April 19 Between the World and Me, Ta-Nehisi Coates (*****) Beautifully written. How different the world is for people. You may think we are all living in one America, an equal America, some sort of meritocracy, but Coates demonstrates powerfully that we are not.

Started, will not finish
The Last Hours of Ancient Sunlight, Thom Hartmann This was assigned for my work book club, with the theme of sustainability. I had so many objections to this book, as did my group. Anyway, I couldn't finish it in time for the group, and I refuse to finish thereafter.

Started, will finish
Founding Gardeners: The Revolutionary Generation, Nature, and the Shaping of the American Nation, Andrea Wulf I started this on my trip (Kindle edition) but the book expired and I had too many other books to read on deadline (for three book clubs) that I just couldn't get to it. I'll re-borrow it this summer.

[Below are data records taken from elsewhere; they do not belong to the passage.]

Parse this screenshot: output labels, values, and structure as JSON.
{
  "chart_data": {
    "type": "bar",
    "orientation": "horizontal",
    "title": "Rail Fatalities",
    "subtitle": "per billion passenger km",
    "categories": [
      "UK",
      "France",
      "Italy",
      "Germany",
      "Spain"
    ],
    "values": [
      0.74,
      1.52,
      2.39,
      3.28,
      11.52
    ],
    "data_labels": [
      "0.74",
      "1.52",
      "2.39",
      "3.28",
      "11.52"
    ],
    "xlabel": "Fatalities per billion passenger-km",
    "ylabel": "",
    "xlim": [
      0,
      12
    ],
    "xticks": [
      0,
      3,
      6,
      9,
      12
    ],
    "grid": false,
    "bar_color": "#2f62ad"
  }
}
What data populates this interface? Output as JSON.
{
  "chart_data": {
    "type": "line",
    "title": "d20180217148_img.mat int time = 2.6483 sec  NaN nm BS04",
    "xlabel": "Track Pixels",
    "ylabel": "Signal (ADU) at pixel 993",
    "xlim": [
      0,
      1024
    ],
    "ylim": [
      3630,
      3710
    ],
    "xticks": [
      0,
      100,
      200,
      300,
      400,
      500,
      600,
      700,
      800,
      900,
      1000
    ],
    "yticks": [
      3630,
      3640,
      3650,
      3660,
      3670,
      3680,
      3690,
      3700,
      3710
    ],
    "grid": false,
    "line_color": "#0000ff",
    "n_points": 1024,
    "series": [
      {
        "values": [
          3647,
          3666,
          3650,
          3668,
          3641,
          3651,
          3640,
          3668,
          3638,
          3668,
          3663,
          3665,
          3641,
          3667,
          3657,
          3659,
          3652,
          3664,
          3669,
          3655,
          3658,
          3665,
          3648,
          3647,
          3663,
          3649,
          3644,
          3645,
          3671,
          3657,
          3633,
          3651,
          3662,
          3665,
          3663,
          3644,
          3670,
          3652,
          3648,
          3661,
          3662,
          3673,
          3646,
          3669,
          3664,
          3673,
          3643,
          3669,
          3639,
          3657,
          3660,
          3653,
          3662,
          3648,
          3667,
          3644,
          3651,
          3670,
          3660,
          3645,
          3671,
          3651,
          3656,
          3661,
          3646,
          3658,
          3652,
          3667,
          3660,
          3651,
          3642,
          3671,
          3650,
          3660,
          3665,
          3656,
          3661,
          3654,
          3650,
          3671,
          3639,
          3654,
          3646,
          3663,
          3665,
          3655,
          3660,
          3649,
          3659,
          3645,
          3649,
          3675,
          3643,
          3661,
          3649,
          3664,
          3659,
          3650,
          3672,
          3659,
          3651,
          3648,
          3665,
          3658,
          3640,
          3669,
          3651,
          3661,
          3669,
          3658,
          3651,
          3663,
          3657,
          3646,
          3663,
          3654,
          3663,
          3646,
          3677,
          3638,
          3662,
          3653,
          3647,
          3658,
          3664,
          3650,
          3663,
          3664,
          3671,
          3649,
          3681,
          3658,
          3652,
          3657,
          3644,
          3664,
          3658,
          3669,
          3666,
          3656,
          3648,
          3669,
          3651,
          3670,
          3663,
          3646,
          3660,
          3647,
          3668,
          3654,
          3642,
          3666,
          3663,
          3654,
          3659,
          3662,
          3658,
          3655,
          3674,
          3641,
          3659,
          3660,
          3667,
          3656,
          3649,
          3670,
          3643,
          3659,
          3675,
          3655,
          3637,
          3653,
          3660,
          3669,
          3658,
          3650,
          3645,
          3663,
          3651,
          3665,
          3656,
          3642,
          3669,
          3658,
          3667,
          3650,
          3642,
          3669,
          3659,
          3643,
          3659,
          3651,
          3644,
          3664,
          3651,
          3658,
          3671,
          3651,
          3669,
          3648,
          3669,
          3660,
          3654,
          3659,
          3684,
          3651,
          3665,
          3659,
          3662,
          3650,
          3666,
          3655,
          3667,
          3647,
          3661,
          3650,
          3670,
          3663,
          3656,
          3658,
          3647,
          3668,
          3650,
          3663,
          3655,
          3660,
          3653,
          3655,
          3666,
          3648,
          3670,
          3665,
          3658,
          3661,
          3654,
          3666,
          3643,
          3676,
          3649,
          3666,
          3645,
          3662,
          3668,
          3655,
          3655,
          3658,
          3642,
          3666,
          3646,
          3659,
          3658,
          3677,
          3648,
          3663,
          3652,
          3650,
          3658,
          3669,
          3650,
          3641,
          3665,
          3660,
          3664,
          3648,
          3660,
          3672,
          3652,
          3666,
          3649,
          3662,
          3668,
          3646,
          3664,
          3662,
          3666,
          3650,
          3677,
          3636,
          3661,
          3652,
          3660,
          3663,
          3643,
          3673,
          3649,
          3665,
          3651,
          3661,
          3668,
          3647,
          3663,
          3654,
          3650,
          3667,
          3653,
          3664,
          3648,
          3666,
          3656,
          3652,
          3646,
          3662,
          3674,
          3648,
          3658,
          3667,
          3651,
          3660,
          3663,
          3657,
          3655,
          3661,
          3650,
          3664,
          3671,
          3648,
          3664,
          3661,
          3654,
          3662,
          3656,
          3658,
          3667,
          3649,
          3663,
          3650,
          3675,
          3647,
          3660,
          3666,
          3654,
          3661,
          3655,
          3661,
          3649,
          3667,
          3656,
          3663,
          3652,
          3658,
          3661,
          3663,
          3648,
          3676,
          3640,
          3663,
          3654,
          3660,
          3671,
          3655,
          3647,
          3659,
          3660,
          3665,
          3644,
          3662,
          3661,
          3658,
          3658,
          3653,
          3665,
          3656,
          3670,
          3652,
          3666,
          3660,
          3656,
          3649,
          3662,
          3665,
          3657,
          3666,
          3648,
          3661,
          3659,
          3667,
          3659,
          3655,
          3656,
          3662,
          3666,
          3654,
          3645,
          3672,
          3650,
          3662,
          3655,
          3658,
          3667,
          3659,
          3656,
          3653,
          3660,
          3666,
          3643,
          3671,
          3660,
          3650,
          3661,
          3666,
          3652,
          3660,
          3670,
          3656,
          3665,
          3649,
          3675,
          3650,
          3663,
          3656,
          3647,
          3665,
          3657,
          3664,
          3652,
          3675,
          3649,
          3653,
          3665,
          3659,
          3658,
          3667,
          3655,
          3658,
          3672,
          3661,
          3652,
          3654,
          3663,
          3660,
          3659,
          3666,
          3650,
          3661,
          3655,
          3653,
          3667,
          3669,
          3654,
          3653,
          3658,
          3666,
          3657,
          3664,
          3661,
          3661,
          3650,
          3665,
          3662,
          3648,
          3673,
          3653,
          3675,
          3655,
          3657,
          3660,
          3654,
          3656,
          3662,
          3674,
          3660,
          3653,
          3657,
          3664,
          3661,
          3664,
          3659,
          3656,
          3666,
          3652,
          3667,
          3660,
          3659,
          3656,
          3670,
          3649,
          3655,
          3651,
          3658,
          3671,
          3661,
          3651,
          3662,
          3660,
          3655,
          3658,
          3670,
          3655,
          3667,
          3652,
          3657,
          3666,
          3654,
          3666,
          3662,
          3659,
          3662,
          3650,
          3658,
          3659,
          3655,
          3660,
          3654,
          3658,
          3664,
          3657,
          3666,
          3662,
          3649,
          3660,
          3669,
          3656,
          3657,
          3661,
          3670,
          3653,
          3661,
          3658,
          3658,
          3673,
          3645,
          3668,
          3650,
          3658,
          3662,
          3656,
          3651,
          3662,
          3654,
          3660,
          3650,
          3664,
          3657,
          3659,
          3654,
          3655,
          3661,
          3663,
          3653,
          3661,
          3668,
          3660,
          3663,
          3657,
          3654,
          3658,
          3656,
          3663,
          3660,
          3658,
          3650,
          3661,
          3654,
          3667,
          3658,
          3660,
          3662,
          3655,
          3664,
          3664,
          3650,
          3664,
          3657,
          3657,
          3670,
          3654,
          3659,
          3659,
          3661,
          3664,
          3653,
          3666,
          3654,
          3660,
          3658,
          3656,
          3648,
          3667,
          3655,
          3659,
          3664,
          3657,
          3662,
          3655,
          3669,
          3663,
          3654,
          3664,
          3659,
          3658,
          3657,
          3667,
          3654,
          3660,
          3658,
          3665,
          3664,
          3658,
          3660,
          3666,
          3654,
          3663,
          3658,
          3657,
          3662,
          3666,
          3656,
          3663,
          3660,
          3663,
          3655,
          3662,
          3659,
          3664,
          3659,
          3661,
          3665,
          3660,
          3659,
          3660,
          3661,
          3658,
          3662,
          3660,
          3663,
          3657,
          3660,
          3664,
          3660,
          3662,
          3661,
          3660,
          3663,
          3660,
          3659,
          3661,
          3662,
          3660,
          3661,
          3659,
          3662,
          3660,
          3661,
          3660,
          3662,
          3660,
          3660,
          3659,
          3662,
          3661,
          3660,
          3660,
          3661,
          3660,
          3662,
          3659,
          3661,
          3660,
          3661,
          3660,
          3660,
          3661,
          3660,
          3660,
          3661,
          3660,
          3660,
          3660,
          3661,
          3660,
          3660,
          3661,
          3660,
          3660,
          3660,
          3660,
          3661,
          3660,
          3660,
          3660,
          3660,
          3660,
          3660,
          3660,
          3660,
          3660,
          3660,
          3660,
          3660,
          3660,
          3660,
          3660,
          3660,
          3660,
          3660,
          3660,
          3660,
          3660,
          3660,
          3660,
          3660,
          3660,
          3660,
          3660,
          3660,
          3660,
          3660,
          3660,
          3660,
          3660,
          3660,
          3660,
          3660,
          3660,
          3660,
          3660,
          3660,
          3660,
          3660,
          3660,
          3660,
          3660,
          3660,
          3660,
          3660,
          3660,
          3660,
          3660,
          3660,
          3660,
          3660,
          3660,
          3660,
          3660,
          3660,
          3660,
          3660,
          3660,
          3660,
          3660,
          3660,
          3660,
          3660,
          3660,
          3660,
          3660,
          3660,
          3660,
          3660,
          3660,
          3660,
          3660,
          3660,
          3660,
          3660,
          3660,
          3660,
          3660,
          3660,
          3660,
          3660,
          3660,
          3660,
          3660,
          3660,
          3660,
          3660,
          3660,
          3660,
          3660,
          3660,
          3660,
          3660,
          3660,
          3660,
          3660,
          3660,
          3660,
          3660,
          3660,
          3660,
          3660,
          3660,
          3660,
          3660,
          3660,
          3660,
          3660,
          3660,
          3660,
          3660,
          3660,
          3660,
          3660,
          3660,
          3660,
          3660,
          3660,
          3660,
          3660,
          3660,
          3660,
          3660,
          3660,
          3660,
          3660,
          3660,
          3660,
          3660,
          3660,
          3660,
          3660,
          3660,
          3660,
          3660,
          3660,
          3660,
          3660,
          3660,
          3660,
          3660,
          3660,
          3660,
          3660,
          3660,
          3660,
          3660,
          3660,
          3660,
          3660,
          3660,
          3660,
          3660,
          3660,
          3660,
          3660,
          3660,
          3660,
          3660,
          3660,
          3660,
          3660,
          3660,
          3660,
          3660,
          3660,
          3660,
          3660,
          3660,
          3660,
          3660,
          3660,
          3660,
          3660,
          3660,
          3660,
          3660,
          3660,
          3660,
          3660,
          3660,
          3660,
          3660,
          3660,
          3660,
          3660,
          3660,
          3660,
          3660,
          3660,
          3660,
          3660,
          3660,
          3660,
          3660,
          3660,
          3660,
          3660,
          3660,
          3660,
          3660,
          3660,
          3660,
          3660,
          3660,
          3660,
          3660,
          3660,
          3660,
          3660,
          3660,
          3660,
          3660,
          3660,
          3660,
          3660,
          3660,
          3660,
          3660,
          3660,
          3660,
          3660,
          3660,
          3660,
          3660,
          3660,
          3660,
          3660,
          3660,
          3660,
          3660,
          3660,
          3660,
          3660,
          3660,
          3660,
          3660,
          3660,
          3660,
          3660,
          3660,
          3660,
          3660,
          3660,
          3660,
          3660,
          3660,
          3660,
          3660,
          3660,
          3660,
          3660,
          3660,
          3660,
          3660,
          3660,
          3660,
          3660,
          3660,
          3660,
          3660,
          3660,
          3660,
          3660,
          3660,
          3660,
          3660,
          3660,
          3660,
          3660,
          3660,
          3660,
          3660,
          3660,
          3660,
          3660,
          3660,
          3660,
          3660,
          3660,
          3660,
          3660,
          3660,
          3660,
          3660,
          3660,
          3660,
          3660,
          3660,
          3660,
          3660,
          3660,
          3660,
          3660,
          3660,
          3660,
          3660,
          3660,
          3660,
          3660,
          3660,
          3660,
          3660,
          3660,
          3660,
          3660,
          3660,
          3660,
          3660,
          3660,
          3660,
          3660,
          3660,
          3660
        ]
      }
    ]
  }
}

EcoMind: Changing the Way We Think, to Create the World We Want by Frances Moore Lappe This was also for the sustainability book group. I felt so bad about hating Last Hours so much, I read a little less critically. Still, this book is much less all-or-nothing than some environmental books about how we should be living our lives. (I'm very close on this one.)

The Emperor of All Maladies: A Biography of Cancer, Siddhartha Mukherjee. I was listening to this one on audio and there was a horrible skip in it. So I am waiting for a new edition.

The Mothers, Brit Bennett. I couldn't get into this book at first, so I missed the book group meeting. But eventually I grew to be interested in the characters and the gossipy mothers who begin each chapter. Still, I might have to put it aside to read the last book for my sustainability book group.

I am planning a trip to the stitching store this weekend. I am going to buy what I need to stitch the anniversary sampler. I'm hoping that will get me back into stitching.


Robin said...

Wow,no wonder you haven't had time to stitch. Boy I wish there were time for both. Thanks for the great re-caps. I think I will be adding several to my 'to read' list. Good luck with your trip to the stitching store.

Tricia B said...

I often find myself in the same situation, either reading a lot, or stitching a lot, never both. Every year I try to blanace the two. I read the Underground Railroad two months ago and enjoyed it as well. I read The Moors Account a year ago and loved it. Thanks for the reviews!

Arthemise said...

I too have been reading and not stitching. I'm addicted to urban fantasy, and I go through them like candy. Thank goodness for Kindle Unlimited, or I'd be broke(r).

Sun City Stitcher said...

I go through spurts of reading and not stitching and then back to stitching. I keep a list of books read and so far this year I have read 29 books - best start ever and I was on a good roll when we got the puppy and have a book started. I do still manage to stitch at my weekly stitch group though, but not much progress to show.

Glad you still let us know what you are up too.

Julie said...

That is some list of books read ... well done

Beth said...

Thank you for the books list / reviews. Founding Gardeners was on my radar, most of the others were new to me.